Any game with branching narrative has the potential for replay value, but Where in the Galaxy is Kremlin San Antonio? is explicitly designed to be played multiple times. Each playthrough is a crime to solve in the vein of Where in the World is Carmen Sandiego?: Kremlin San Antonio has stolen something, and you have to start at the scene of the crime and follow clues to track her down. There are two people at the crime scene who will give you clues pointing to another planet, and that starts you planet-hopping to find Kremlin San Antonio.
But how do you know where to go? Check the encyclopedia, of course! Although it's a Twine game, Where in the Galaxy is Kremlin San Antonio? has a custom interface with an encyclopedia of all the worlds you can travel to embedded in the right-hand side. Each world is unique and entertaining, if not necessarily scientifically plausible.

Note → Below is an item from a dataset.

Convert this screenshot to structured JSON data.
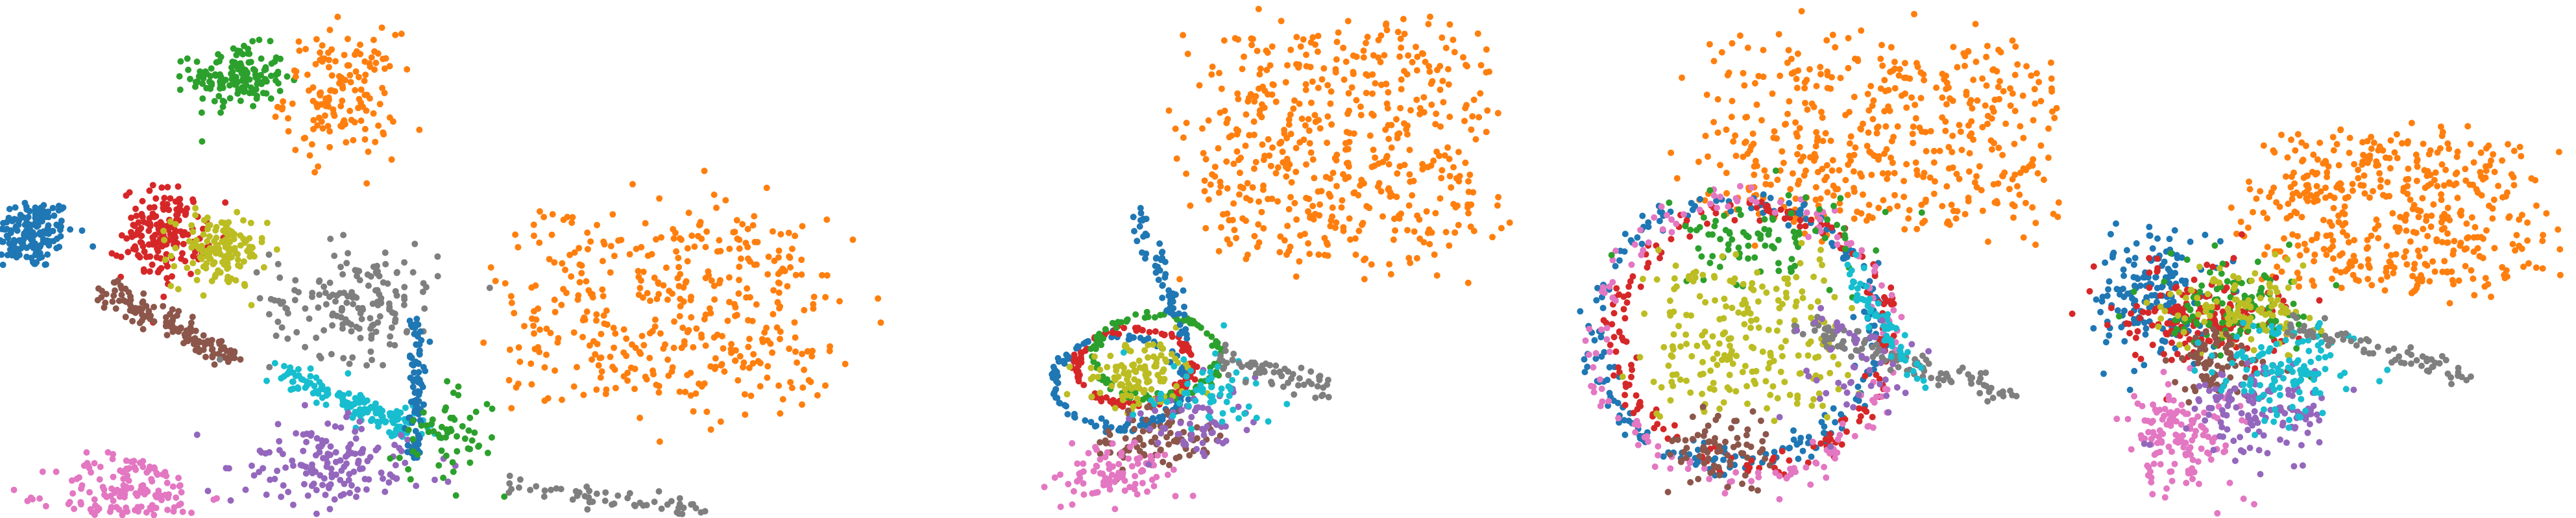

I don't want to spoil the joy of discovery by going into too much details about the worlds, but one of them is an enormous cat floating through space with a civilization built on its belly and another one has volcanoes that erupt caramel instead of magma. It's worth reading through the entire encyclopedia before getting started, not just for its own entertainment value but because it will make the game easier if you already know something about all of the worlds.
Where in the Galaxy is Kremlin San Antonio? does a great job of supporting diversity by largely removing differences between groups of people from the equation altogether. At the beginning of the game, you are asked to profile yourself, but things like gender and race never come into it. Decisions about things like the number of tentacles you have (few, some, or many) and whether or not you've ever been in a relationship with Kremlin San Antonio don't have any effect on most of the game. Only at the very end do your beginning decisions make any difference, and even then they just affect the branching dialogue options that are available to you. Throughout the game, descriptions of characters generally just involve descriptions of their clothing or what they are doing coupled with some gender pronoun. There's a planet whose entire population serves in consensual slavery to their queen and a couple of other references to sexual things, but those fit in with all the other humorous details that make up the body of general information about the scenes in the story and the greater setting. Overall, the game does a fantastic job of being open to whatever your imagination wants to put there.
Whether or not diversity is your thing, though, if you like the idea of a detective text adventure along the lines of the Carmen Sandiego games, you will likely enjoy Where in the Galaxy is Kremlin San Antonio?. The visual break from the usual Twine user interface is a nice change of pace, and at a price of $3 with replay value and good writing, it's worth checking out.